Photography show at Grand Manan Art Gallery

Submitted photo John O’Donnell captured these tree swallows during nesting season. His photographs will be part of an exhibit this summer at the Grand Manan Art Gallery.

GRAND MANAN – The Grand Manan Art Gallery’s next exhibit features work from four photographers.

The all-photography show opens July 31 at 1 p.m. and runs through Aug. 19 at 6 p.m.

“In the case of these four, their work complements each other so well,” said publications coordinator Mary Hawkins. “What they have in common is this love of the scenery of this province.”

Polio survivor Carol Randall is a Fredericton-based photographer determined to live her dreams within her career, whether it’s working in sports or the arts. Randall is now confined to a wheelchair due to post-polio syndrome, which prevents her from operating heavy and complex equipment. She now shoots with a small point and shoot camera with a tilt screen and has improved her editing abilities to enhance her images that primarily focus on nature scenes, dogs, horses and historic buildings. She’s spent many years cultivating her eye for the perfect shot—a valuable tool that can’t be bought.

“She’s learned how to use a lot of photo editing software, I think that’s pretty terrific,” said Hawkins.

Sean O’Hare is a resident of Grand Manan after spending many years of his life in the Northwest Territories. He picked up a camera for the first time in more than two decades at the beginning of the COVID-19 pandemic. O’Hare chooses to look for the positives in any situation, which is exactly what he did with the pandemic. Though the learning curve with new gear was challenging, he pushed through it toward his revitalized passion. He focuses primarily on wildlife and landscape work, though he enjoys still life, abstract and food photography.

Vermont resident John O’Donnell spends his summers on Grand Manan since discovering the island back in 2007. It’s on Grand Manan where O’Donnell has fed his interest in aquatic mammals, birds, wave patterns and barnacles.
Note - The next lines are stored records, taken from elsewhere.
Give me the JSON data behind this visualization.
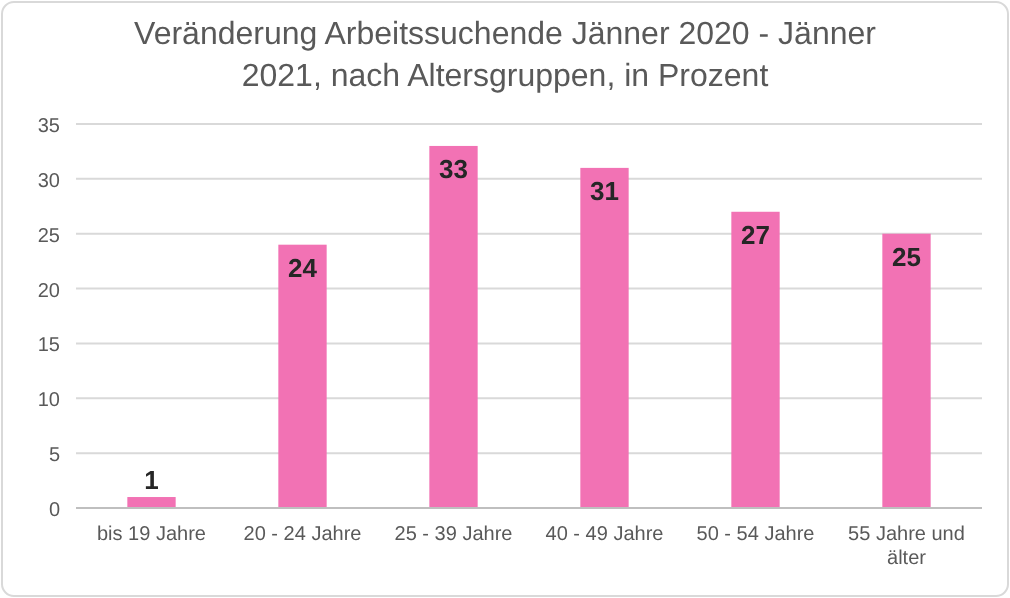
{
  "chart_data": {
    "type": "bar",
    "title": "Veränderung Arbeitssuchende Jänner 2020 - Jänner 2021, nach Altersgruppen, in Prozent",
    "categories": [
      "bis 19 Jahre",
      "20 - 24 Jahre",
      "25 - 39 Jahre",
      "40 - 49 Jahre",
      "50 - 54 Jahre",
      "55 Jahre und älter"
    ],
    "values": [
      1,
      24,
      33,
      31,
      27,
      25
    ],
    "color": "#f272b4",
    "ylim": [
      0,
      35
    ],
    "yticks": [
      0,
      5,
      10,
      15,
      20,
      25,
      30,
      35
    ],
    "grid": "y",
    "data_labels": true
  }
}
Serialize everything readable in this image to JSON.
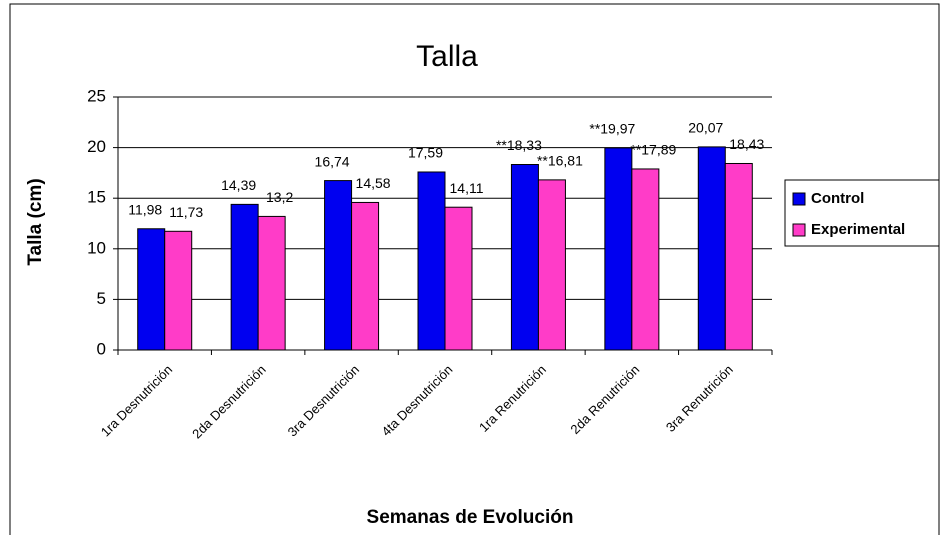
{
  "chart_data": {
    "type": "bar",
    "title": "Talla",
    "x_label": "Semanas de Evolución",
    "y_label": "Talla (cm)",
    "categories": [
      "1ra Desnutrición",
      "2da Desnutrición",
      "3ra Desnutrición",
      "4ta Desnutrición",
      "1ra Renutrición",
      "2da Renutrición",
      "3ra Renutrición"
    ],
    "series": [
      {
        "name": "Control",
        "color": "#0000f0",
        "values": [
          11.98,
          14.39,
          16.74,
          17.59,
          18.33,
          19.97,
          20.07
        ],
        "value_labels": [
          "11,98",
          "14,39",
          "16,74",
          "17,59",
          "**18,33",
          "**19,97",
          "20,07"
        ]
      },
      {
        "name": "Experimental",
        "color": "#ff3cc8",
        "values": [
          11.73,
          13.2,
          14.58,
          14.11,
          16.81,
          17.89,
          18.43
        ],
        "value_labels": [
          "11,73",
          "13,2",
          "14,58",
          "14,11",
          "**16,81",
          "**17,89",
          "18,43"
        ]
      }
    ],
    "ylim": [
      0,
      25
    ],
    "yticks": [
      0,
      5,
      10,
      15,
      20,
      25
    ],
    "grid": true,
    "legend": "right"
  }
}
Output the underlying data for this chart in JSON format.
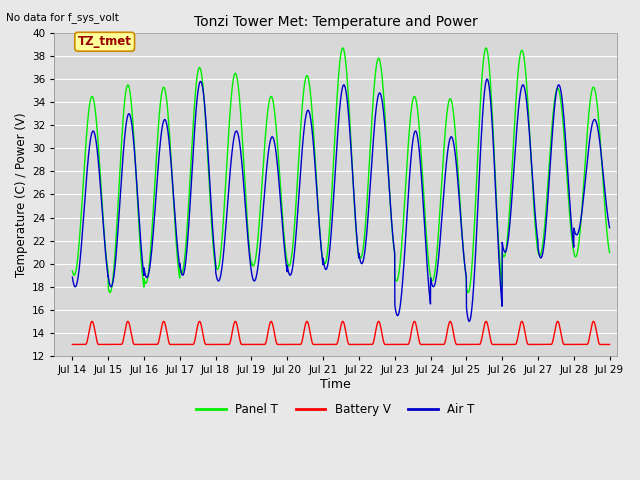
{
  "title": "Tonzi Tower Met: Temperature and Power",
  "top_left_text": "No data for f_sys_volt",
  "annotation_text": "TZ_tmet",
  "ylabel": "Temperature (C) / Power (V)",
  "xlabel": "Time",
  "xlim": [
    13.5,
    29.2
  ],
  "ylim": [
    12,
    40
  ],
  "yticks": [
    12,
    14,
    16,
    18,
    20,
    22,
    24,
    26,
    28,
    30,
    32,
    34,
    36,
    38,
    40
  ],
  "xtick_labels": [
    "Jul 14",
    "Jul 15",
    "Jul 16",
    "Jul 17",
    "Jul 18",
    "Jul 19",
    "Jul 20",
    "Jul 21",
    "Jul 22",
    "Jul 23",
    "Jul 24",
    "Jul 25",
    "Jul 26",
    "Jul 27",
    "Jul 28",
    "Jul 29"
  ],
  "xtick_positions": [
    14,
    15,
    16,
    17,
    18,
    19,
    20,
    21,
    22,
    23,
    24,
    25,
    26,
    27,
    28,
    29
  ],
  "panel_color": "#00ee00",
  "battery_color": "#ff0000",
  "air_color": "#0000cc",
  "plot_bg_color": "#d8d8d8",
  "fig_bg_color": "#e8e8e8",
  "grid_color": "#ffffff",
  "legend_labels": [
    "Panel T",
    "Battery V",
    "Air T"
  ],
  "panel_peaks": [
    34.5,
    35.5,
    35.3,
    37.0,
    36.5,
    34.5,
    36.3,
    38.7,
    37.8,
    34.5,
    34.3,
    38.7,
    38.5,
    35.2,
    35.3
  ],
  "panel_lows": [
    19.0,
    17.5,
    18.3,
    19.2,
    19.5,
    19.8,
    19.8,
    20.0,
    20.5,
    18.5,
    18.5,
    17.5,
    20.6,
    20.7,
    20.6
  ],
  "air_peaks": [
    31.5,
    33.0,
    32.5,
    35.8,
    31.5,
    31.0,
    33.3,
    35.5,
    34.8,
    31.5,
    31.0,
    36.0,
    35.5,
    35.5,
    32.5
  ],
  "air_lows": [
    18.0,
    18.0,
    18.8,
    19.0,
    18.5,
    18.5,
    19.0,
    19.5,
    20.0,
    15.5,
    18.0,
    15.0,
    21.0,
    20.5,
    22.5
  ],
  "batt_base": 13.0,
  "batt_peak": 15.0,
  "panel_peak_phase": 0.55,
  "air_peak_phase": 0.58
}
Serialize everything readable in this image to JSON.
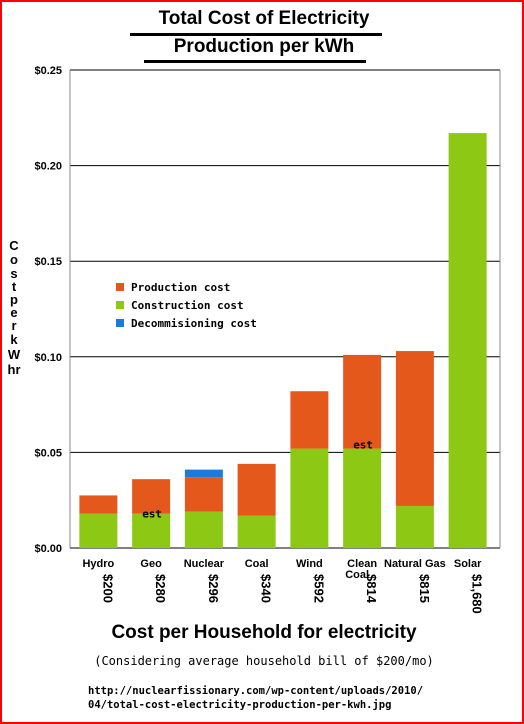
{
  "chart_data": {
    "type": "bar",
    "stacked": true,
    "title_line1": "Total Cost of Electricity",
    "title_line2": "Production per kWh",
    "ylabel": "Cost per kWhr",
    "categories": [
      "Hydro",
      "Geo",
      "Nuclear",
      "Coal",
      "Wind",
      "Clean Coal",
      "Natural Gas",
      "Solar"
    ],
    "household_costs": [
      "$200",
      "$280",
      "$296",
      "$340",
      "$592",
      "$814",
      "$815",
      "$1,680"
    ],
    "series": [
      {
        "name": "Construction cost",
        "color": "#8cc814",
        "values": [
          0.018,
          0.018,
          0.019,
          0.017,
          0.052,
          0.052,
          0.022,
          0.217
        ]
      },
      {
        "name": "Production cost",
        "color": "#e4581c",
        "values": [
          0.0095,
          0.018,
          0.018,
          0.027,
          0.03,
          0.049,
          0.081,
          0
        ]
      },
      {
        "name": "Decommisioning cost",
        "color": "#1c7ad8",
        "values": [
          0,
          0,
          0.004,
          0,
          0,
          0,
          0,
          0
        ]
      }
    ],
    "yticks": [
      "$0.00",
      "$0.05",
      "$0.10",
      "$0.15",
      "$0.20",
      "$0.25"
    ],
    "ylim": [
      0,
      0.25
    ],
    "grid": true,
    "legend_order": [
      "Production cost",
      "Construction cost",
      "Decommisioning cost"
    ],
    "legend_placement": "left-middle",
    "annotations": [
      {
        "category": "Geo",
        "text": "est"
      },
      {
        "category": "Clean Coal",
        "text": "est"
      }
    ]
  },
  "footer": {
    "heading": "Cost per Household for electricity",
    "subheading": "(Considering average household bill of $200/mo)",
    "url_line1": "http://nuclearfissionary.com/wp-content/uploads/2010/",
    "url_line2": "04/total-cost-electricity-production-per-kwh.jpg"
  }
}
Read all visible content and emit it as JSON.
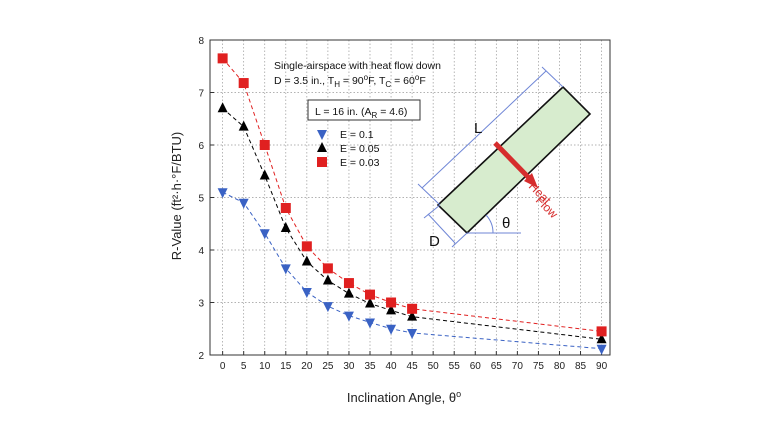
{
  "chart_data": {
    "type": "scatter",
    "xlabel": "Inclination Angle, θ",
    "xlabel_sup": "o",
    "ylabel": "R-Value (ft²·h·°F/BTU)",
    "xlim": [
      -3,
      92
    ],
    "ylim": [
      2,
      8
    ],
    "x_ticks": [
      0,
      5,
      10,
      15,
      20,
      25,
      30,
      35,
      40,
      45,
      50,
      55,
      60,
      65,
      70,
      75,
      80,
      85,
      90
    ],
    "y_ticks": [
      2,
      3,
      4,
      5,
      6,
      7,
      8
    ],
    "grid": true,
    "annotation": {
      "line1": "Single-airspace with heat flow down",
      "line2_a": "D = 3.5 in., T",
      "line2_sub1": "H",
      "line2_b": " = 90",
      "line2_sup1": "o",
      "line2_c": "F, T",
      "line2_sub2": "C",
      "line2_d": " = 60",
      "line2_sup2": "o",
      "line2_e": "F"
    },
    "length_box": {
      "text_a": "L = 16 in. (A",
      "text_sub": "R",
      "text_b": " = 4.6)"
    },
    "legend_position": "upper-middle",
    "series": [
      {
        "name": "E = 0.1",
        "marker": "triangle-down",
        "color": "#3a62c4",
        "x": [
          0,
          5,
          10,
          15,
          20,
          25,
          30,
          35,
          40,
          45,
          90
        ],
        "y": [
          5.1,
          4.9,
          4.32,
          3.65,
          3.2,
          2.93,
          2.75,
          2.62,
          2.5,
          2.42,
          2.12
        ]
      },
      {
        "name": "E = 0.05",
        "marker": "triangle-up",
        "color": "#000000",
        "x": [
          0,
          5,
          10,
          15,
          20,
          25,
          30,
          35,
          40,
          45,
          90
        ],
        "y": [
          6.7,
          6.35,
          5.42,
          4.42,
          3.78,
          3.42,
          3.17,
          2.98,
          2.85,
          2.73,
          2.3
        ]
      },
      {
        "name": "E = 0.03",
        "marker": "square",
        "color": "#e02020",
        "x": [
          0,
          5,
          10,
          15,
          20,
          25,
          30,
          35,
          40,
          45,
          90
        ],
        "y": [
          7.65,
          7.18,
          6.0,
          4.8,
          4.07,
          3.65,
          3.37,
          3.15,
          3.0,
          2.88,
          2.45
        ]
      }
    ],
    "diagram": {
      "length_label": "L",
      "thickness_label": "D",
      "angle_label": "θ",
      "heat_line1": "Heat",
      "heat_line2": "Flow",
      "panel_fill": "#d7ecce",
      "arrow_color": "#d62d2d",
      "dimension_color": "#6f86d6"
    }
  }
}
The primarily self-taught photographer finds inspiration in the raw beauty of his home in Vermont, and his second home in Grand Manan.

Stewart Stein is the 2019 recipient of a Blue Ribbon from the International Federation of Photographic Art. Originally from Toronto, Ont., Stein first visited Grand Manan in 2013 when he explored the island with his camera, intrigued by the island’s wildlife. His father taught him the basics of photography after Stein discovered a Bakelite developing tank in his family home. His tools may have changed throughout the years, but for Stein, the allure for capturing images has only intensified. Stein enjoys shooting weathered heritage structures.

The majority of the work displayed in the show will be for sale, according to Hawkins.

“It’s great to have these people from further away because then we get to see these images through the eyes of someone from away,” she said. “Artists of this caliber love (the gallery) – they want to show from our gallery.”